Spam or Ham: Orange to the Rescue

Igor Kleiner

4 min readJan 18, 2020

On Sunday, I taught a lesson for students from “Data Science for All” course.

Here I will show how to use Orange text mining widgets for spam/ham discrimination.

We will use sms data from SMS spam collection: http://www.dt.fee.unicamp.br/~tiago/smsspamcollection

The data includes the text of sms-messages with a label: spam\ham

The Data Table widget displays sms messages and their type:

As we can see, there are 5559 instances and no missing data.

Looking at the preceding data, do you notice any interesting characteristics of spam? Words such: free, win, present — can be good candidates for distinguishing between spam and ham?

Preparing and exploring the data

The text is a kind of raw data, so we need to prepare it before using the Naive Bayes widget.

We transform textual values ham/spam to 0/1. Many algorithms won’t work with textual data. Here we will use Edit Domain widget.

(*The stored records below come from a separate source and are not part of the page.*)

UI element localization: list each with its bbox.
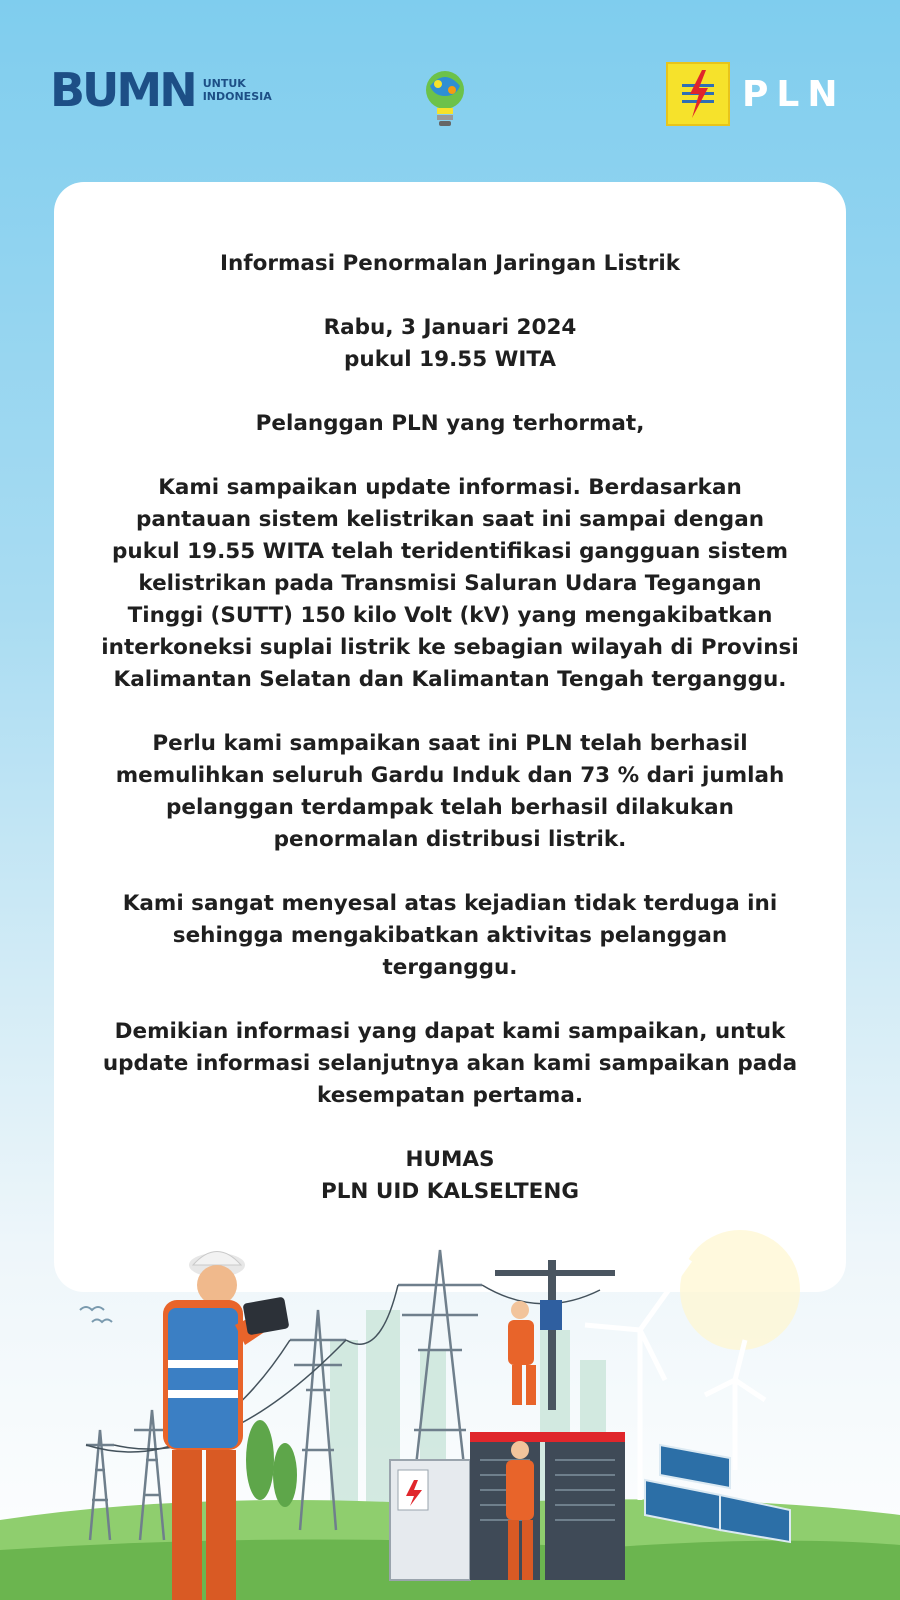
header: [0, 0, 900, 170]
announcement-greeting: Pelanggan PLN yang terhormat,: [255, 411, 645, 436]
pln-logo-text: PLN: [742, 73, 846, 115]
announcement-paragraph-4: Demikian informasi yang dapat kami sampaikan, untuk update informasi selanjutnya akan kami sampaikan pada kesempatan pertama.: [102, 1019, 798, 1108]
announcement-content: [54, 248, 846, 1208]
electricity-worker-illustration: [0, 1230, 900, 1600]
announcement-time: pukul 19.55 WITA: [344, 347, 556, 372]
signature-line-1: HUMAS: [405, 1147, 495, 1172]
bumn-tagline: [203, 77, 272, 103]
announcement-date: Rabu, 3 Januari 2024: [323, 315, 577, 340]
bumn-tagline-line2: INDONESIA: [202, 90, 272, 103]
pln-logo: [666, 62, 845, 126]
bumn-tagline-line1: UNTUK: [202, 77, 246, 90]
announcement-paragraph-1: Kami sampaikan update informasi. Berdasarkan pantauan sistem kelistrikan saat ini sampai dengan pukul 19.55 WITA telah teridentifikasi gangguan sistem kelistrikan pada Transmisi Saluran Udara Tegangan Tinggi (SUTT) 150 kilo Volt (kV) yang mengakibatkan interkoneksi suplai listrik ke sebagian wilayah di Provinsi Kalimantan Selatan dan Kalimantan Tengah terganggu.: [101, 475, 799, 692]
signature: [54, 1144, 846, 1208]
announcement-datetime: [54, 312, 846, 376]
announcement-title: Informasi Penormalan Jaringan Listrik: [219, 251, 681, 276]
pln-lightning-icon: [666, 62, 730, 126]
lightbulb-icon: [420, 66, 470, 130]
bumn-logo-text: BUMN: [50, 63, 195, 117]
bumn-logo: [50, 63, 272, 117]
announcement-paragraph-3: Kami sangat menyesal atas kejadian tidak terduga ini sehingga mengakibatkan aktivitas pelanggan terganggu.: [122, 891, 778, 980]
signature-line-2: PLN UID KALSELTENG: [320, 1179, 580, 1204]
announcement-paragraph-2: Perlu kami sampaikan saat ini PLN telah berhasil memulihkan seluruh Gardu Induk dan 73 % dari jumlah pelanggan terdampak telah berhasil dilakukan penormalan distribusi listrik.: [115, 731, 785, 852]
announcement-card: [54, 182, 846, 1292]
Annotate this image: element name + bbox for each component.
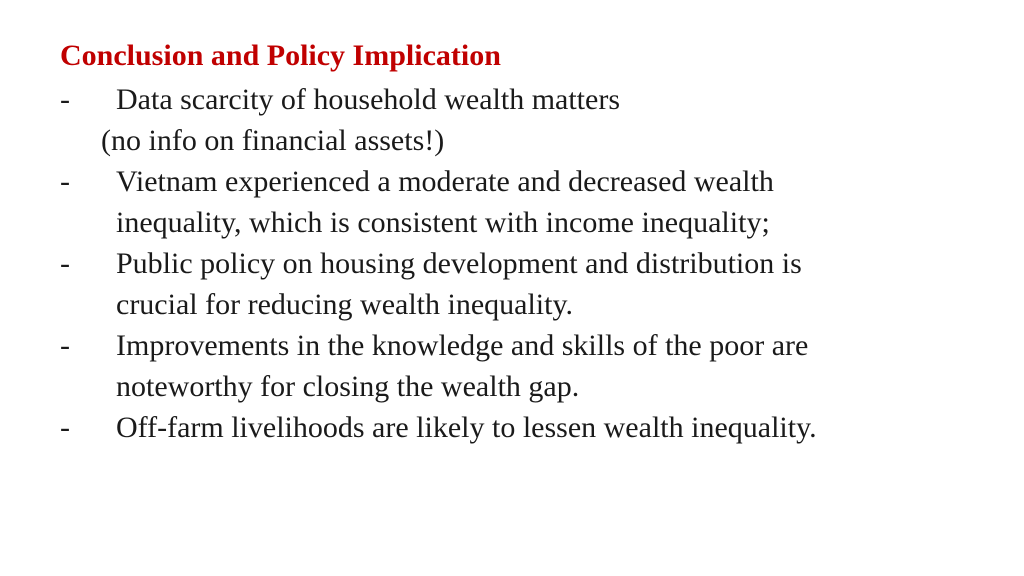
- bullet-dash: -: [60, 411, 70, 444]
- bullet-text-continued: inequality, which is consistent with income inequality;: [116, 206, 770, 239]
- bullet-text-continued: crucial for reducing wealth inequality.: [116, 288, 574, 321]
- bullet-item-off-farm-livelihoods: [60, 407, 980, 448]
- slide-title: Conclusion and Policy Implication: [60, 39, 501, 72]
- bullet-text: Public policy on housing development and distribution is: [116, 247, 802, 280]
- bullet-text: Improvements in the knowledge and skills of the poor are: [116, 329, 809, 362]
- bullet-item-skills-improvement: [60, 325, 980, 407]
- bullet-dash: -: [60, 83, 70, 116]
- bullet-text-continued: noteworthy for closing the wealth gap.: [116, 370, 580, 403]
- bullet-text: Data scarcity of household wealth matters: [116, 83, 620, 116]
- bullet-text: Vietnam experienced a moderate and decreased wealth: [116, 165, 774, 198]
- bullet-text: Off-farm livelihoods are likely to lessen wealth inequality.: [116, 411, 817, 444]
- bullet-item-vietnam-inequality: [60, 161, 980, 243]
- bullet-dash: -: [60, 165, 70, 198]
- bullet-dash: -: [60, 247, 70, 280]
- bullet-item-data-scarcity: [60, 79, 980, 161]
- bullet-list: [60, 79, 980, 448]
- bullet-dash: -: [60, 329, 70, 362]
- bullet-sub-note: (no info on financial assets!): [101, 124, 445, 157]
- bullet-item-housing-policy: [60, 243, 980, 325]
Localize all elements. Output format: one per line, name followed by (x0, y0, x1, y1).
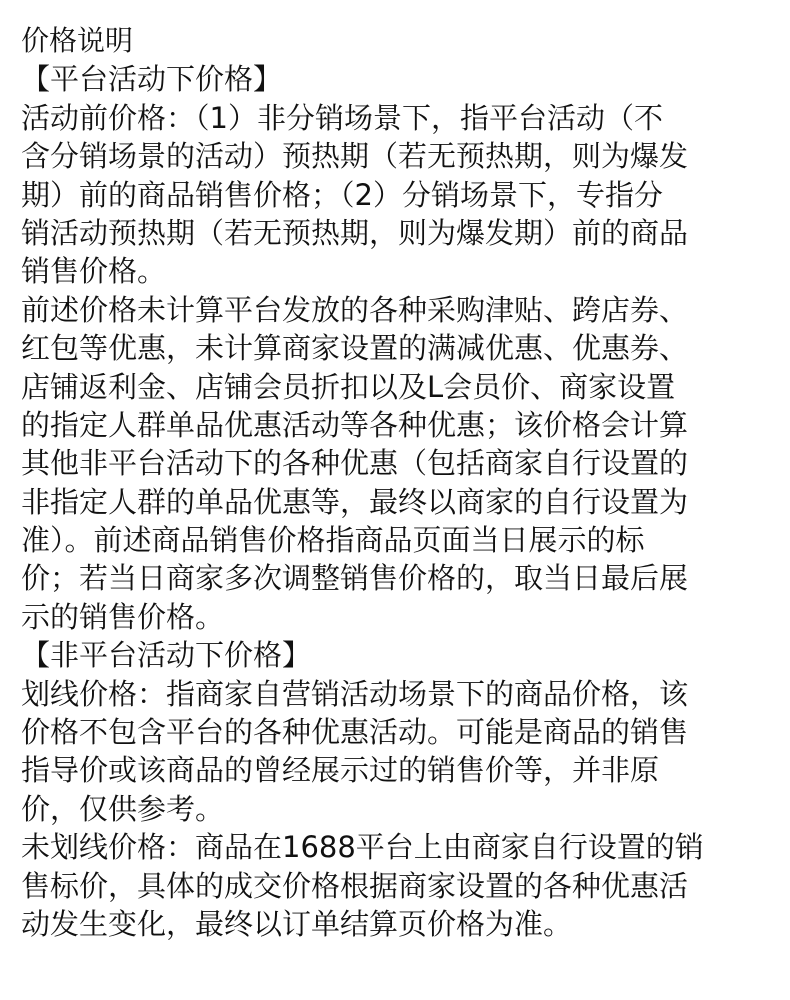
text-line: 价，仅供参考。 (21, 791, 225, 826)
text-line: 价；若当日商家多次调整销售价格的，取当日最后展 (21, 561, 689, 596)
text-line: 示的销售价格。 (21, 599, 225, 634)
non-platform-activity-section (21, 636, 781, 943)
text-line: 售标价，具体的成交价格根据商家设置的各种优惠活 (21, 868, 689, 903)
text-line: 销售价格。 (21, 254, 167, 289)
text-line: 未划线价格：商品在1688平台上由商家自行设置的销 (21, 830, 704, 865)
text-line: 红包等优惠，未计算商家设置的满减优惠、优惠券、 (21, 331, 689, 366)
text-line: 动发生变化，最终以订单结算页价格为准。 (21, 906, 573, 941)
section-heading-platform: 【平台活动下价格】 (21, 62, 283, 97)
text-line: 店铺返利金、店铺会员折扣以及L会员价、商家设置 (21, 369, 676, 404)
text-line: 价格不包含平台的各种优惠活动。可能是商品的销售 (21, 715, 689, 750)
text-line: 准）。前述商品销售价格指商品页面当日展示的标 (21, 523, 645, 558)
section-heading-non-platform: 【非平台活动下价格】 (21, 638, 312, 673)
platform-activity-section (21, 60, 781, 636)
text-line: 的指定人群单品优惠活动等各种优惠；该价格会计算 (21, 407, 689, 442)
document-title: 价格说明 (21, 24, 134, 57)
text-line: 前述价格未计算平台发放的各种采购津贴、跨店券、 (21, 292, 689, 327)
text-line: 非指定人群的单品优惠等，最终以商家的自行设置为 (21, 484, 689, 519)
text-line: 活动前价格：（1）非分销场景下，指平台活动（不 (21, 100, 663, 135)
text-line: 其他非平台活动下的各种优惠（包括商家自行设置的 (21, 446, 689, 481)
text-line: 期）前的商品销售价格；（2）分销场景下，专指分 (21, 177, 663, 212)
text-line: 含分销场景的活动）预热期（若无预热期，则为爆发 (21, 139, 689, 174)
text-line: 划线价格：指商家自营销活动场景下的商品价格，该 (21, 676, 689, 711)
text-line: 指导价或该商品的曾经展示过的销售价等，并非原 (21, 753, 660, 788)
price-explanation-document (21, 22, 781, 943)
text-line: 销活动预热期（若无预热期，则为爆发期）前的商品 (21, 215, 689, 250)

transform ham/spam to 1/0 — Edit Domain widget

2. Let us define target variable — Select Columns widget:

3. The first step in pre-processing textual data involves creating a corpus — a collection of text documents.

4. Now, we need to clean up and prepare sms messages for further analysis. Here, the Preprocess Text widget will help us:

Here we execute a number of steps:

a. We transformed all letters to lowercase, and also removed accents

b. We asked Orange to split the text in words and keep punctuation marks, since some people think that there are many punctuation in spam.

c. We are using here the stemmer Snowball. The stemming is a common standardization for text data. The stemming takes words like: learned, learn, learns — and transform them into base form: learn

d. We chose only the 200 most frequent words for further analysis.

e. We decided, not to remove stop words such as: a,the,I,… — assuming that these words can be important for spam/ham discrimination.

5. We use the Bag of Words widget. The widget presents each sms in new features spaces. For each sms we have a vector that includes information about the number of times that each one of the 200 frequent words appears in the sms.